The sensitivity analysis shows that the use of sugammadex results in faster recovery from all levels of residual neuromuscular blockade. In general, the literature is poor on antagonism of superficial blockade. The protocols of the other studies in the thoracic setting also involved antagonizing neuromuscular blockade from a predefined level (e.g., from the second or third twitch at the TOF stimulation [21, 22]), thus excluding studying patients with very superficial blockade. In our study, it emerges that the superiority of sugammadex over neostigmine also occurs for shallow and minimal levels of residual neuromuscular block. One would expect most patients undergoing thoracic surgery to be managed with a deep level of neuromuscular blockade to avoid diaphragm contractions [8]. This should result in most cases in the finding of a deep or at least moderate residual neuromuscular block at the end of surgery. Nevertheless, in our study, the residual blockade at the end of surgery was shallow or minimal in about 50% of patients. This suggests that anesthesiologists very often do not deliberately aim to maintain deep block during thoracic surgery but lean toward management based on clinical need.

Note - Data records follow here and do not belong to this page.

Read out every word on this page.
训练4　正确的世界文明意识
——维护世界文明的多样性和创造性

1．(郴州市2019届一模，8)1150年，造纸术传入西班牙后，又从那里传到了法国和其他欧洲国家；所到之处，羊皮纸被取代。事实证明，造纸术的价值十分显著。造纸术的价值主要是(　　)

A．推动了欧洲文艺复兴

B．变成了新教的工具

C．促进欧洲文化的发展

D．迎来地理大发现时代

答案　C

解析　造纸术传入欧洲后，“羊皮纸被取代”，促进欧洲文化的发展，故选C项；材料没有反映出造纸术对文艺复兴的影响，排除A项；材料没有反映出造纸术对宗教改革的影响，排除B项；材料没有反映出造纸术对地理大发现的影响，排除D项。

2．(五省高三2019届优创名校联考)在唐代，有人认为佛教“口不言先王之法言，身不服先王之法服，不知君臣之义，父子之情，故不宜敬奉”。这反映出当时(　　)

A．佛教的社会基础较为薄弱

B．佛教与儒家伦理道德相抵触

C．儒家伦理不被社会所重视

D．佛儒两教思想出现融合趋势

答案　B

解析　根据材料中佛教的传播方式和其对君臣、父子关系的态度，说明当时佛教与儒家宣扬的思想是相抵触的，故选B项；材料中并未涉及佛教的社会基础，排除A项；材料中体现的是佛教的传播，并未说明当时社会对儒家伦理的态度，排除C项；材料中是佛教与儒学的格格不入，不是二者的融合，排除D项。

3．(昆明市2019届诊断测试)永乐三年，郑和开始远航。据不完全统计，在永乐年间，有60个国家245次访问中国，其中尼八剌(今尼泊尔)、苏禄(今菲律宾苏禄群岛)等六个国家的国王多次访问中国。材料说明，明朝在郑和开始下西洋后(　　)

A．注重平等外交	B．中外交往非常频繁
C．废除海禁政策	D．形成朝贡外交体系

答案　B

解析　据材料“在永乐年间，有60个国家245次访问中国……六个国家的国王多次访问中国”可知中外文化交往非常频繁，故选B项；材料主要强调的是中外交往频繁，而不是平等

The present study is limited by having been prematurely terminated, and our findings must be interpreted with caution. In particular, this applies to secondary outcomes that could have provided significant information in favor of either study group.

In conclusion, sugammadex enhances the recovery of TOFR to 0.9 more than neostigmine also in patients undergoing thoracic surgery. Sugammadex enables faster recovery of TOFR regardless of the level of residual neuromuscular blockade.